SPLC takes on Lou Dobbs, ignites ‘birther’ debate

By Linda Bentley | July 29, 2009

‘… trading in falsehoods and racist conspiracy theories, questioning Obama’s American citizenship’
PHOENIX – Mayor Phil Gordon announced last week he has invited Southern Poverty Law Center (SPLC) Director of Research Heidi Beirich to town to meet with law enforcement and the media to raise awareness of “hate groups” in Arizona.

Earlier this year, when the SPLC released its Intelligence Report titled: “The Year In Hate,” it stated, “Fueled by non-white immigration, the economy and the rise to power of a black president,” the number of active hate groups rose to a record 926, 19 of which are in Arizona.

Gordon claims these “hate groups” often label themselves as “patriots” or “community activists” on their websites, fooling even the media.

According to Beirich, there is a great deal of skinhead and neo-Nazi activity the metropolitan Phoenix area due to its close proximity to the border. She says hate-group activity can include marches, rallies, distribution of pamphlets and criminal acts and it’s important to raise awareness of “the dangers associated with hate groups” in Phoenix, “especially anti-immigration extremists.”

Last week, Lou Dobbs discussed both on his radio show and on “Lou Dobbs Tonight,” which airs on CNN, the issue of Obama’s birth certificate and the question of his constitutional eligibility to hold the office of President.

As his staff researched the subject, Dobbs said he learned neither the Federal Elections Commission nor the states do anything to validate a candidate’s eligibility and asked why Obama wouldn’t simply produce his original birth certificate and make all this speculation go away.

Because Dobbs mentioned the subject on CNN, SPLC President J. Richard Cohen fired off a letter to CNN President Jonathan Klein last Friday stating, “It’s time for CNN to remove Mr. Dobbs from the airwaves.”

Cohen wrote, “As an important and respected news organization, CNN has a special responsibility to ensure the accuracy of its reporting. We have written to you before about our concern that Lou Dobbs repeatedly fails to live up to this standard in his reporting on immigration. Now, Mr. Dobbs is again trading in falsehoods and racist conspiracy theories, questioning Obama’s American citizenship.”
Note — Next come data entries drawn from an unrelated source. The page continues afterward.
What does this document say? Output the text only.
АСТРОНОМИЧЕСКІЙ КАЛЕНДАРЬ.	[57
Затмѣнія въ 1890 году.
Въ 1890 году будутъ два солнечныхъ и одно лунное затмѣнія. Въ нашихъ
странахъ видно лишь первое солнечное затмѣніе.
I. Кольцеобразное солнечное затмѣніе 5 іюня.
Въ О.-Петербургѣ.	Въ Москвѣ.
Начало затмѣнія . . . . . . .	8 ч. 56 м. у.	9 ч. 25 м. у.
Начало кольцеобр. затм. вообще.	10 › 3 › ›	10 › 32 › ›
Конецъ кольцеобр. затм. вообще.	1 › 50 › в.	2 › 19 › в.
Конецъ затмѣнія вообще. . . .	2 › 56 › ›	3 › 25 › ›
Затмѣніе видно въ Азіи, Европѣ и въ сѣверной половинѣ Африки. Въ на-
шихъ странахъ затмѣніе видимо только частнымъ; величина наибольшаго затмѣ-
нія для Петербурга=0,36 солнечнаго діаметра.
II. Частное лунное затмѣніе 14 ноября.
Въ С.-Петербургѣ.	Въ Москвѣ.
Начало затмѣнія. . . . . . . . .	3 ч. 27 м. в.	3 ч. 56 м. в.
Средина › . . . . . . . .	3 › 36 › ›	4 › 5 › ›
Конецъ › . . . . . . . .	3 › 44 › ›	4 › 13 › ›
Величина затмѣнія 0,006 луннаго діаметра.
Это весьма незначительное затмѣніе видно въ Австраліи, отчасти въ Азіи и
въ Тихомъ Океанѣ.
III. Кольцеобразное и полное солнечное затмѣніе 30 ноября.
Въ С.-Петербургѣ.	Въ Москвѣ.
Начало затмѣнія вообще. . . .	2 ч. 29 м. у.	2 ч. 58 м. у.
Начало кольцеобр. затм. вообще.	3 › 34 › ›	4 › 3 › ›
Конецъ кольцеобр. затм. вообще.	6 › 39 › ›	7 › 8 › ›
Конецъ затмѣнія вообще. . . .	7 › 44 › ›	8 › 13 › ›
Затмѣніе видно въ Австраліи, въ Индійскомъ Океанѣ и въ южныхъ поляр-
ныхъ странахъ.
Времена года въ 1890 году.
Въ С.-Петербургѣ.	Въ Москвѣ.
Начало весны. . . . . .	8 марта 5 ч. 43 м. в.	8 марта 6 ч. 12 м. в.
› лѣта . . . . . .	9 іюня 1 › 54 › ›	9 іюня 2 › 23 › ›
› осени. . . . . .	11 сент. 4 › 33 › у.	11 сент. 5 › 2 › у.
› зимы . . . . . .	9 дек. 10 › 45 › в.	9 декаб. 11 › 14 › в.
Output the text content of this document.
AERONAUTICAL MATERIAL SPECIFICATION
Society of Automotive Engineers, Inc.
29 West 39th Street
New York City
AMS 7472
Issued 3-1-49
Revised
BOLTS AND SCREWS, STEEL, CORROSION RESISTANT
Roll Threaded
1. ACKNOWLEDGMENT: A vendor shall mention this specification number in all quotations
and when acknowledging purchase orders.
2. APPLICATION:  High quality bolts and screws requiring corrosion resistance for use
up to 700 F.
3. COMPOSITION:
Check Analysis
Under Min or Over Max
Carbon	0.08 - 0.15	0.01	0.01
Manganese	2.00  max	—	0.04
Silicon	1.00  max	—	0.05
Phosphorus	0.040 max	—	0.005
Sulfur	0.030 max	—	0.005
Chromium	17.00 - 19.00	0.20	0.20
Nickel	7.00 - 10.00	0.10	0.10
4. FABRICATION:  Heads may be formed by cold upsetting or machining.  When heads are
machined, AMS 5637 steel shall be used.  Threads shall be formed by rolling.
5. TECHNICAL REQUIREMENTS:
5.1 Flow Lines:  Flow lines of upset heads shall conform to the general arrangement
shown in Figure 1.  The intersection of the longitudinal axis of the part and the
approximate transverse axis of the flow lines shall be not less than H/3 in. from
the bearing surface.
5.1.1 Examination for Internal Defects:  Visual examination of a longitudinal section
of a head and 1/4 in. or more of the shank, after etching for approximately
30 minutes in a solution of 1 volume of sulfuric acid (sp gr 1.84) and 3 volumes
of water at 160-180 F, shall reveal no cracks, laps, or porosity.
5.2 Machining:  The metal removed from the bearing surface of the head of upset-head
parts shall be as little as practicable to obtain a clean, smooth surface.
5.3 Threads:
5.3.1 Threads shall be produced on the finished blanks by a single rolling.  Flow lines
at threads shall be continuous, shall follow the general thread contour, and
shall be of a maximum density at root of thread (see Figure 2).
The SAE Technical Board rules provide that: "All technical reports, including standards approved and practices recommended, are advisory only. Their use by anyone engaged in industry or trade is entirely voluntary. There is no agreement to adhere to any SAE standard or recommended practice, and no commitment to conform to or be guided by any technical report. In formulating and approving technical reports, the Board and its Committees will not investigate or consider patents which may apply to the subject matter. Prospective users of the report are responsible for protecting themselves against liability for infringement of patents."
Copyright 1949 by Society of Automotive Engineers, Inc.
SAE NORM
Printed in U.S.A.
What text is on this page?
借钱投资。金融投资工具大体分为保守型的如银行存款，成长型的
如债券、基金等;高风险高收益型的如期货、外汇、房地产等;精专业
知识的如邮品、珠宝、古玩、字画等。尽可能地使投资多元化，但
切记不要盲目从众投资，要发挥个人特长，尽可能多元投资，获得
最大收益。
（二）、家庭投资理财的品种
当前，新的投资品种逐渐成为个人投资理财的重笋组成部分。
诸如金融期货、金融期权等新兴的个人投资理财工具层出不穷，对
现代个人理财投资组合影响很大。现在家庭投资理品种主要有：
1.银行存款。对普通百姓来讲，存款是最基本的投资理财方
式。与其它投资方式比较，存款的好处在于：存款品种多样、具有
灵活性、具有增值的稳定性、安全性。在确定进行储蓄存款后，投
Taking offense to Dobbs “jokingly suggesting President Obama may be ‘undocumented,’” Cohen referred to reporters that have not broached the subject as “real CNN reporters” who “tell the truth,” and said, “The fact that Mr. Dobbs suggests otherwise on CNN … is both deplorable and an embarrassment to all serious journalists.”

Cohen said by Dobbs “taking up the birthers’ claims,” he “is adopting an unsubstantiated conspiracy theory that originated on the radical racist right,” claiming “this particular conspiracy theory was first developed by an open anti-Semite and circulated by right-wing extremists who cannot accept the fact that a black man has been elected President of the United States.”

MoveOn only demanded an apology from CNN, citing Dobbs was “helping to spread hate and fear.”

In response to a Freedom of Information Act request made by a citizen in Chicago, the Department of Homeland Security revealed its controversial report: “Rightwing Extremism: Current Economic and Political Climate Fueling Resurgence in Radicalization and Recruitment,” was based primarily on reports from the left-wing extremist SPLC, a proponent of illegal migration and Marxist policies, and the Anti-Defamation League, a long-time proponent of hate-crime legislation.

Cohen goes on to say, “This is not the first time Mr. Dobbs has pushed racist conspiracy theories or defamatory falsehoods about immigrants.”

In conclusion, Cohen wrote, “Respectable news organizations should not employ reporters willing to peddle racist conspiracy theories and false propaganda.”

Greg Sargent, who hosts a blog called “The Plum Line,” said he interviewed Klein and wrote, “Klein … also took a shot at Dobbs’ critics, saying they’re politically motivated: ‘I understand that people with a partisan point of view from one extreme or another might get annoyed that certain subjects are aired,’” adding Dobbs “had merely hosted ‘a few conversations with people representing a wide range of opinions.’”

When Sargent asked if CNN would take any action if Dobbs continued airing the “birther” theories, Klein responded, “I think no good journalist would ever say that a particular story will never be covered again. Every day brings new facts, new pegs.”